Tyrosinemia, Type Iii

A number sign (#) is used with this entry because tyrosinemia type III (TYRSN3) is caused by homozygous or compound heterozygous mutation in the HPD gene (609695), encoding 4-hydroxyphenylpyruvate dioxygenase, on chromosome 12q24. Heterozygous mutation in the HPD gene can cause hawkinsinuria (140350).

Description

Tyrosinemia type III is an autosomal recessive disorder caused by a deficiency in the activity of 4-hydroxyphenylpyruvate dioxygenase (HPD) and is characterized by elevated levels of blood tyrosine and massive excretion of its derivatives into urine. Patients with this disorder have mild mental retardation and/or convulsions, with the absence of liver damage (summary by Tomoeda et al., 2000).

Clinical Features

Giardini et al. (1983) described tyrosinemia without liver dysfunction due apparently to deficiency of 4-hydroxyphenylpyruvate dioxygenase (4HPPD). The patient, a 17-month-old girl, had acute intermittent ataxia and drowsiness. Her psychomotor development was normal. Protein restriction and vitamin C therapy failed to correct the biochemical abnormality. Liver biopsy was histologically normal. In liver biopsy tissue, obtained at 25 months of age, there was no detectable activity of 4HPPD, either in whole homogenate or cytosol fraction. Mixing experiments showed no inhibitor of either 4HPPD or tyrosine amino transferase (TAT).

In the infant offspring of a sib-sib mating, Endo et al. (1983) demonstrated hypertyrosinemia without hepatic dysfunction, with normal soluble tyrosine aminotransferase and fumarylacetoacetase. The activity of 4-hydroxyphenylpyruvic acid oxidase (EC 1.13.11.27) in the patient's liver was about 5% of controls; the enzyme had a high Km for 4-hydroxyphenylpyruvic acid. The clinical picture was that of mild mental retardation. The mother had mild mental retardation and elevated blood tyrosine level (6.1 mg/dl as compared with 11.6 mg/dl in the infant).

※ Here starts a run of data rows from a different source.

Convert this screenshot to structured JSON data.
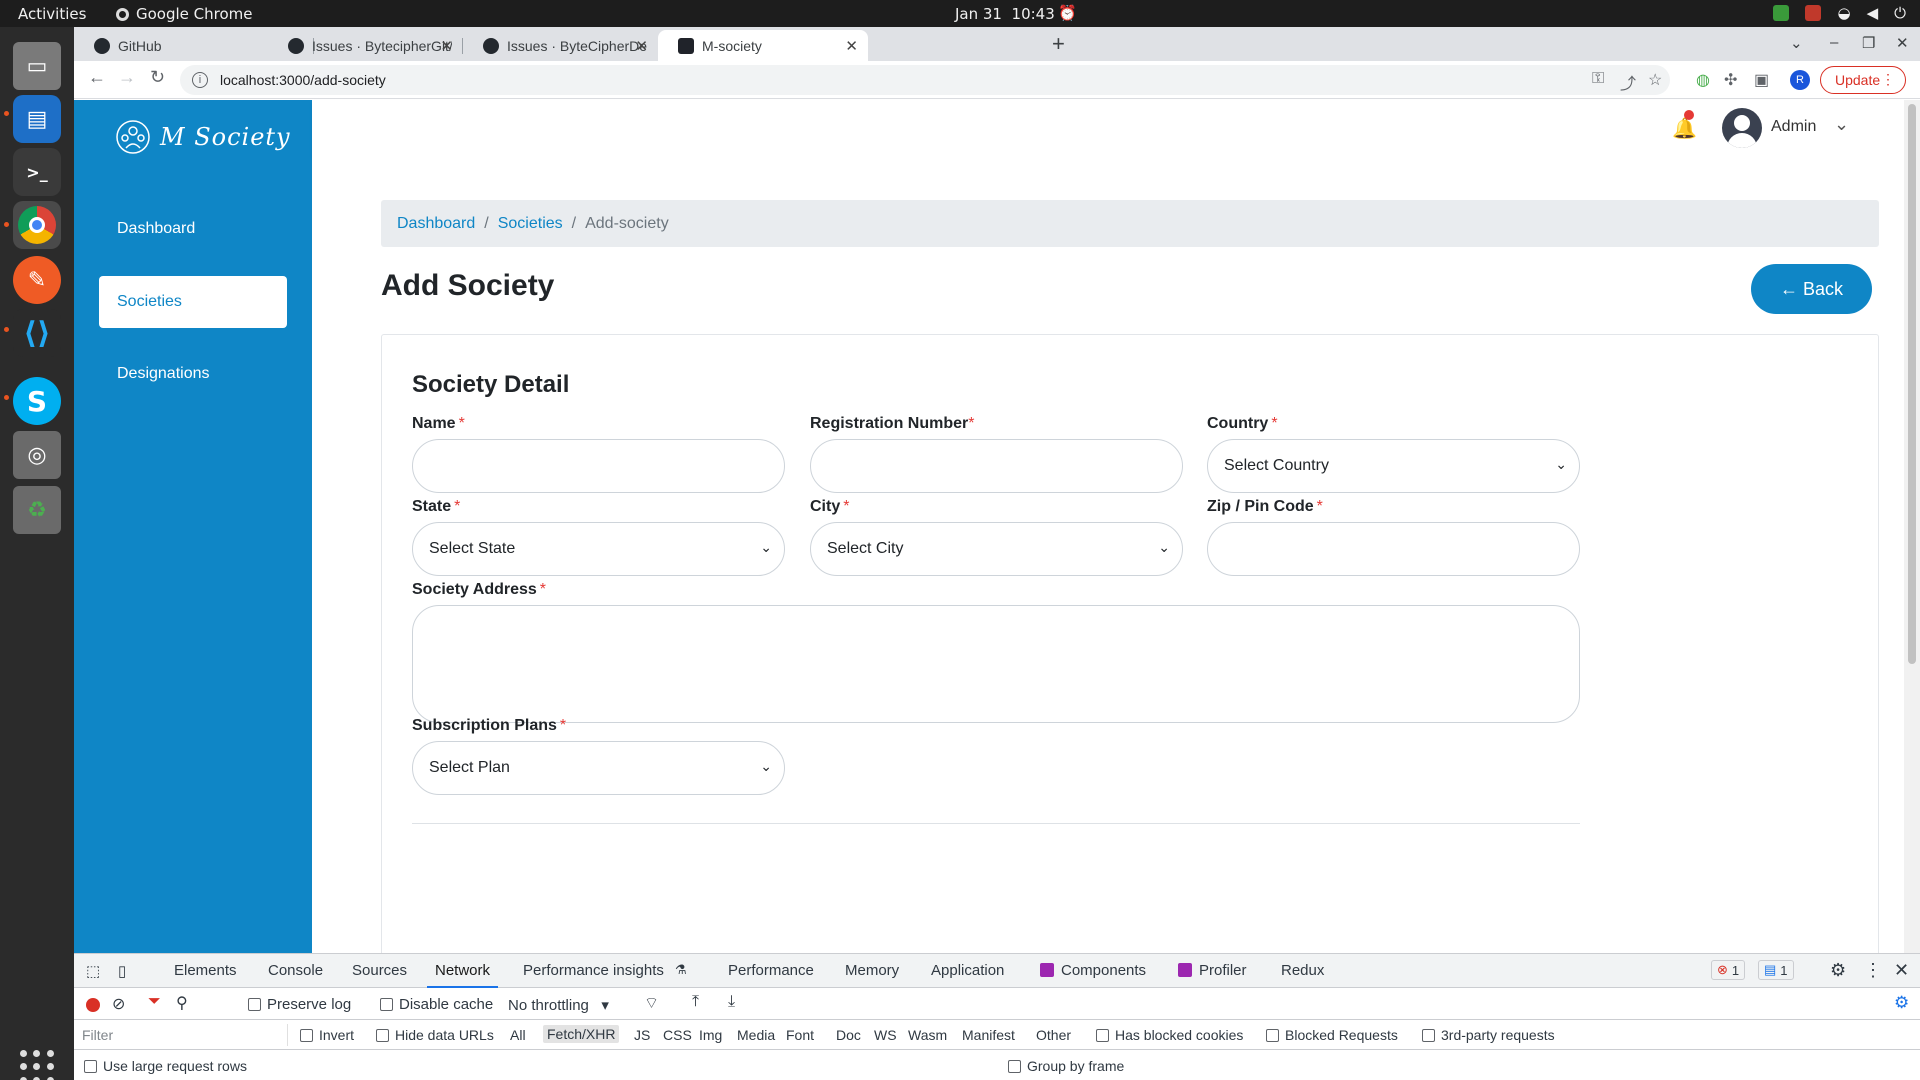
{
  "os": {
    "activities": "Activities",
    "app_name": "Google Chrome",
    "date": "Jan 31",
    "time": "10:43"
  },
  "browser": {
    "tabs": [
      {
        "label": "GitHub"
      },
      {
        "label": "Issues · BytecipherGit/M-S"
      },
      {
        "label": "Issues · ByteCipherDev/M"
      },
      {
        "label": "M-society"
      }
    ],
    "url": "localhost:3000/add-society",
    "profile_initial": "R",
    "update_label": "Update"
  },
  "app": {
    "logo_text": "M Society",
    "sidebar": {
      "items": [
        {
          "label": "Dashboard"
        },
        {
          "label": "Societies"
        },
        {
          "label": "Designations"
        }
      ]
    },
    "header": {
      "user_name": "Admin"
    },
    "breadcrumb": {
      "items": [
        "Dashboard",
        "Societies",
        "Add-society"
      ],
      "separator": "/"
    },
    "page_title": "Add Society",
    "back_label": "← Back",
    "form": {
      "section_title": "Society Detail",
      "fields": {
        "name": {
          "label": "Name",
          "value": ""
        },
        "registration": {
          "label": "Registration Number",
          "value": ""
        },
        "country": {
          "label": "Country",
          "selected": "Select Country"
        },
        "state": {
          "label": "State",
          "selected": "Select State"
        },
        "city": {
          "label": "City",
          "selected": "Select City"
        },
        "zip": {
          "label": "Zip / Pin Code",
          "value": ""
        },
        "address": {
          "label": "Society Address",
          "value": ""
        },
        "plans": {
          "label": "Subscription Plans",
          "selected": "Select Plan"
        }
      },
      "required_mark": "*"
    },
    "colors": {
      "primary": "#0f86c6",
      "required": "#e53935"
    }
  },
  "devtools": {
    "tabs": [
      "Elements",
      "Console",
      "Sources",
      "Network",
      "Performance insights",
      "Performance",
      "Memory",
      "Application",
      "Components",
      "Profiler",
      "Redux"
    ],
    "active_tab": "Network",
    "error_count": "1",
    "message_count": "1",
    "preserve_log": "Preserve log",
    "disable_cache": "Disable cache",
    "throttling": "No throttling",
    "filter_placeholder": "Filter",
    "invert": "Invert",
    "hide_data_urls": "Hide data URLs",
    "filter_types": [
      "All",
      "Fetch/XHR",
      "JS",
      "CSS",
      "Img",
      "Media",
      "Font",
      "Doc",
      "WS",
      "Wasm",
      "Manifest",
      "Other"
    ],
    "selected_filter": "Fetch/XHR",
    "has_blocked_cookies": "Has blocked cookies",
    "blocked_requests": "Blocked Requests",
    "third_party": "3rd-party requests",
    "large_rows": "Use large request rows",
    "group_by_frame": "Group by frame"
  }
}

Cerone et al. (1997) reported the clinical and biochemical findings and the results of long-term follow-up in a new patient with this disorder presenting with severe mental retardation and neurologic abnormalities. They compared clinical phenotype with those reported in the 3 previously described patients.

Ellaway et al. (2001) reviewed 9 previously reported patients with type III tyrosinemia and reported 4 additional patients. Five of the patients were detected by neonatal screening, 1 had some jitteriness on handling, and 1 had neonatal hepatitis; the others were clinically normal. One patient died accidentally at 105 days of age. Of the 12 patients surviving beyond infancy, the most common long-term complication was intellectual impairment in 9 patients. Three of 5 patients diagnosed by neonatal screening had psychomotor retardation but not all were treated in infancy. Neurologic abnormalities had been observed in 7 of the 8 patients diagnosed beyond the neonatal period. It was not clear whether a strict low tyrosine diet alters the natural history of tyrosinemia type III, although there remained suspicion that treatment may be important, at least in infancy.

Molecular Genetics

In 3 unrelated families with tyrosinemia type III, Ruetschi et al. (2000) identified 4 presumed pathogenic mutations (2 missense and 2 nonsense) in the HPD gene (609695.0001-609695.0004). Four individuals were homozygous and 1 was compound heterozygous. No correlation of the severity of the mutation and enzyme deficiency and mental function was found; furthermore, the recorded tyrosine levels did not correlate with the clinical phenotype.

Animal Model

Endo et al. (1990, 1991) described a mouse strain with hypertyrosinemia associated with absent 4-hydroxyphenylpyruvate dioxygenase activity in the liver. The mutant mouse had a CRM-negative mutation. The disorder was autosomal recessive. All the animals were apparently healthy with no evidence of hepatorenal dysfunction. Fumarylacetoacetase and tyrosine aminotransferases (both cytosolic and mitochondrial) were normal in the mutant mice. Endo et al. (1995) reported a single-nucleotide substitution in the Hpd gene as the cause of the phenotype. The mutation was predicted to result in a premature termination codon in exon 7 of the gene and partial skipping of the exon.

History

Bloxam et al. (1960) found that 14 of 1,276 infants tested had large amounts of p-hydroxyphenylpyruvic acid, p-hydroxyphenylactic acid, and tyrosine in the urine. The infants were on normal diet. A delay in maturation of an enzyme was postulated. A genetic basis was presumed.